As Beck wrote about the potential effect of legalizing PEDs in Major League Baseball:

The game would become a competition to find the best drugs. Even players who wanted to compete drug free would be coerced into taking PEDs to keep up with their peers. And there is no stable stopping point. If two players are competing for a starting spot on the Yankees, neither player can rest content with yesterday’s pharmaceutical technology. Each one needs to get the latest and greatest PEDs or risk losing his job to the other. And so they’re off to the races, with the finish line set only by the ingenuity of bioengineers.

If you talk to fighters who resist the tide of PEDs, whether it’s the currently legal form or the backroom variety, you’ll hear this a lot. They don’t want to take drugs, but they feel pressured to do it just to keep up.

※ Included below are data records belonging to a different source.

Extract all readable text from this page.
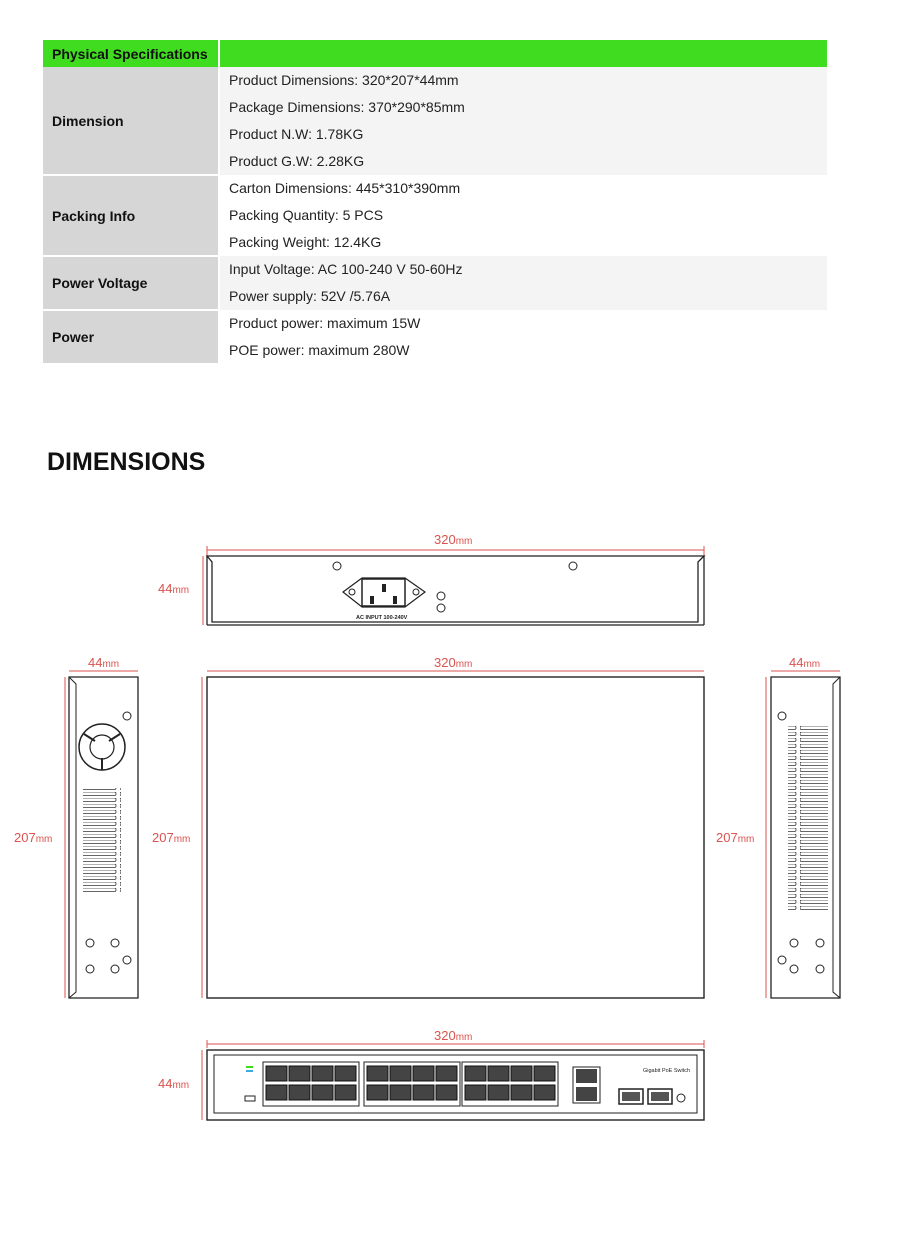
Physical Specifications	
Dimension	Product Dimensions: 320*207*44mm
	Package Dimensions: 370*290*85mm
	Product N.W: 1.78KG
	Product G.W: 2.28KG
Packing Info	Carton Dimensions: 445*310*390mm
	Packing Quantity: 5 PCS
	Packing Weight: 12.4KG
Power Voltage	Input Voltage: AC 100-240 V 50-60Hz
	Power supply: 52V /5.76A
Power	Product power: maximum 15W
	POE power: maximum 280W
DIMENSIONS
320mm
44mm
AC INPUT 100-240V
44mm
207mm
320mm
207mm
44mm
207mm
320mm
44mm
Gigabit PoE Switch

How could they not? They’re about to be locked in a cage with another man who’s spent the past couple months preparing to hurt them. If that man has been injecting drugs that make him stronger and faster, while also improving his cardio (how many commissions regularly test for EPO, btw?) and his ability to recover between training sessions, things could get bad.

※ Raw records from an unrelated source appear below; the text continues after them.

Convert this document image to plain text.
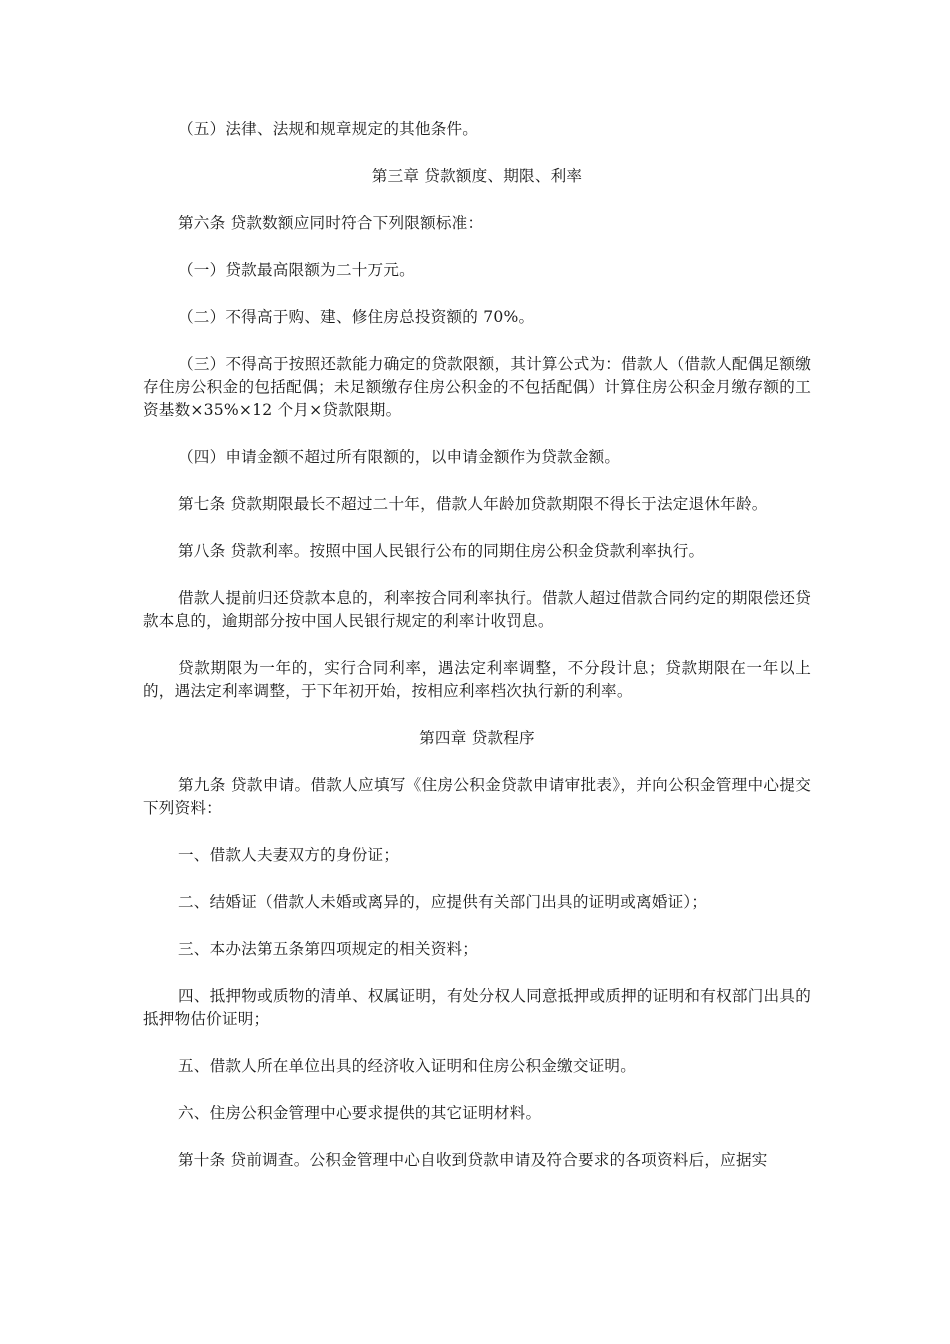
（五）法律、法规和规章规定的其他条件。

第三章 贷款额度、期限、利率

第六条 贷款数额应同时符合下列限额标准：

（一）贷款最高限额为二十万元。

（二）不得高于购、建、修住房总投资额的 70%。

（三）不得高于按照还款能力确定的贷款限额，其计算公式为：借款人（借款人配偶足额缴存住房公积金的包括配偶；未足额缴存住房公积金的不包括配偶）计算住房公积金月缴存额的工资基数×35%×12 个月×贷款限期。

（四）申请金额不超过所有限额的，以申请金额作为贷款金额。

第七条 贷款期限最长不超过二十年，借款人年龄加贷款期限不得长于法定退休年龄。

第八条 贷款利率。按照中国人民银行公布的同期住房公积金贷款利率执行。

借款人提前归还贷款本息的，利率按合同利率执行。借款人超过借款合同约定的期限偿还贷款本息的，逾期部分按中国人民银行规定的利率计收罚息。

贷款期限为一年的，实行合同利率，遇法定利率调整，不分段计息；贷款期限在一年以上的，遇法定利率调整，于下年初开始，按相应利率档次执行新的利率。

第四章 贷款程序

第九条 贷款申请。借款人应填写《住房公积金贷款申请审批表》，并向公积金管理中心提交下列资料：

一、借款人夫妻双方的身份证；

二、结婚证（借款人未婚或离异的，应提供有关部门出具的证明或离婚证）；

三、本办法第五条第四项规定的相关资料；

四、抵押物或质物的清单、权属证明，有处分权人同意抵押或质押的证明和有权部门出具的抵押物估价证明；

五、借款人所在单位出具的经济收入证明和住房公积金缴交证明。

六、住房公积金管理中心要求提供的其它证明材料。

第十条 贷前调查。公积金管理中心自收到贷款申请及符合要求的各项资料后，应据实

We’re talking broken bones and concussions. We’re also talking another loss on the record, and a paycheck that’s cut in half.

That’s pretty strong incentive to either get out of the game entirely or else get on whatever the other guy is using – maybe even something better, if you can find it.

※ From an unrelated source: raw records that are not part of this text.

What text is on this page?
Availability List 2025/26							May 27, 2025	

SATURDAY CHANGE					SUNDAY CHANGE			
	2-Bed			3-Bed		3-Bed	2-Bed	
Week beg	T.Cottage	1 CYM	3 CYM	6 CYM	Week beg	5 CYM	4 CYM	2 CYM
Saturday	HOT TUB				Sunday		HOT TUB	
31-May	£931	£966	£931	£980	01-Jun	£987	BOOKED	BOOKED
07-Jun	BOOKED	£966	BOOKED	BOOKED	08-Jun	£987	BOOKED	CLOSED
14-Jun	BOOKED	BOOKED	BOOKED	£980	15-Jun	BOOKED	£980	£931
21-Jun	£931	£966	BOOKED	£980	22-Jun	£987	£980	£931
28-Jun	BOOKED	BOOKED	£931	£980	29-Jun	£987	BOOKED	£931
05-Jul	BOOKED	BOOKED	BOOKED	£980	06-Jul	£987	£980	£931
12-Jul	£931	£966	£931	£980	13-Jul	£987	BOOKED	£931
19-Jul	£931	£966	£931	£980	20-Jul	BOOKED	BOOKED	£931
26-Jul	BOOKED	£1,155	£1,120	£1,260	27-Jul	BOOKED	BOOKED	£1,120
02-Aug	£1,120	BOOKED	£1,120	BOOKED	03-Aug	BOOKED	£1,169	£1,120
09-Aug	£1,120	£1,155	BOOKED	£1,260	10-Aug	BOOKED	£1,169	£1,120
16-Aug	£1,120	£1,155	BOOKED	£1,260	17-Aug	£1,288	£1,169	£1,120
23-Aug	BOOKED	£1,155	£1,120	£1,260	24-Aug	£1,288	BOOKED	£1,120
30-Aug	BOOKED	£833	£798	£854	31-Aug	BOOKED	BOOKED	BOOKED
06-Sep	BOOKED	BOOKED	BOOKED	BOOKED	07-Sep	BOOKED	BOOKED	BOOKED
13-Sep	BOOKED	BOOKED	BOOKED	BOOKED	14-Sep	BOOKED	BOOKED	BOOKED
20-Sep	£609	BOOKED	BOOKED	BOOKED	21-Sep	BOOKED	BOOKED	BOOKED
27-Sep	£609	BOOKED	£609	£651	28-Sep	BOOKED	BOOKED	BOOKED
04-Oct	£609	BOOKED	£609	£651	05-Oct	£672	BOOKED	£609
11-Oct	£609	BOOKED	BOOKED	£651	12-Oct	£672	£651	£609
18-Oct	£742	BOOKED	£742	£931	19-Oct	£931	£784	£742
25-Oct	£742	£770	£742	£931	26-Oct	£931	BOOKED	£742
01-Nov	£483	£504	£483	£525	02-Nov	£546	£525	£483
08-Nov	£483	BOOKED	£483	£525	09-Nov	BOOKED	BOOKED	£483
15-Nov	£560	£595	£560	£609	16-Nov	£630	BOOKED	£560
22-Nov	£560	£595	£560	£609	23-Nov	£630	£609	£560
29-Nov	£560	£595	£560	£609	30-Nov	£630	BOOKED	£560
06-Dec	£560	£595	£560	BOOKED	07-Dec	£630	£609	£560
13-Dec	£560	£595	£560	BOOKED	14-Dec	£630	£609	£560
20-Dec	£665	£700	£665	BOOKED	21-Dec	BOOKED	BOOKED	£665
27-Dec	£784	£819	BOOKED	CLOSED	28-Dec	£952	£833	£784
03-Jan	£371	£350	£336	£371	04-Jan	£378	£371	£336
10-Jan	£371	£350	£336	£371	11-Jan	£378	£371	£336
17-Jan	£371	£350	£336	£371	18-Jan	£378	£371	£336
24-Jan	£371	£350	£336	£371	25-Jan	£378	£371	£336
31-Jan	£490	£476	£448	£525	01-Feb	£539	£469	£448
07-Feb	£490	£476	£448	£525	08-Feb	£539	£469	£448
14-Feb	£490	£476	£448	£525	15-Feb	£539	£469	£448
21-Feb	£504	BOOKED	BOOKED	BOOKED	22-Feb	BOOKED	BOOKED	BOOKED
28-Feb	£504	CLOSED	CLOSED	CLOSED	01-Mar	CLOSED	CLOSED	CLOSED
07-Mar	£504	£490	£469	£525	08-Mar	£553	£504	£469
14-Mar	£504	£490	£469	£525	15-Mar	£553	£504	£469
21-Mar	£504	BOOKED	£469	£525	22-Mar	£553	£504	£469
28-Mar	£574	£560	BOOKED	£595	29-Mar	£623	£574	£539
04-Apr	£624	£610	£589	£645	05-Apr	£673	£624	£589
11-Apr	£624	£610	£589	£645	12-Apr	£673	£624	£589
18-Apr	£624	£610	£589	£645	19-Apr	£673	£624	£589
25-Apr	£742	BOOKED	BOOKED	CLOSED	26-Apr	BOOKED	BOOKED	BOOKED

And that’s where the arms race aspect of PEDs really becomes a problem. Forget the fact that it basically forces fighters who want to stay clean to instead risk their health in brand new ways. Forget the fact that, largely for financial reasons, access to PEDs wouldn’t be equal or fair.

Instead, think about the sport we’d create by allowing rampant and unencumbered drug use. We wouldn’t be watching a competition to determine the superior fighter; we’d be watching a high-stakes science fair with human lab rats. It would quickly become a contest to see who has the better chemistry set, which would absolutely destroy whatever primal beauty and purity there might still be in this stuff.

I don’t know about you, but one of the things I love about MMA is what a simple sport is. One person against another. Minimal equipment or outside interference. A clash of wills and carefully honed abilities. If it turns into one man’s pit crew of scientists against the other guy’s, I doubt we’d like it.

I also doubt we’d like what it does to the athletes themselves. Sure, in the short term they’d be better and faster and stronger. We’ll probably see more spectacular knockouts, not to mention longer careers and quicker turnarounds between fights. We’d also see more brain damage, more ruined bodies, more screwed-up lives.

You think it’s hard on aging fighters now? Wait until they’ve outlived their usefulness to their teams of chemists. Wait until they turn into high-performance cars that are no longer worth the price of the fuel.

That’s why we ban PEDs. It’s because the alternative is to plunge into a world that we wouldn’t actually want to live in. We can either keep fighting them – and hopefully get better at it – or we can give up and let the contest for chemical superiority consume the sport. Personally, I’d rather keep these bouts between the fighters. Let the scientists find something else to do.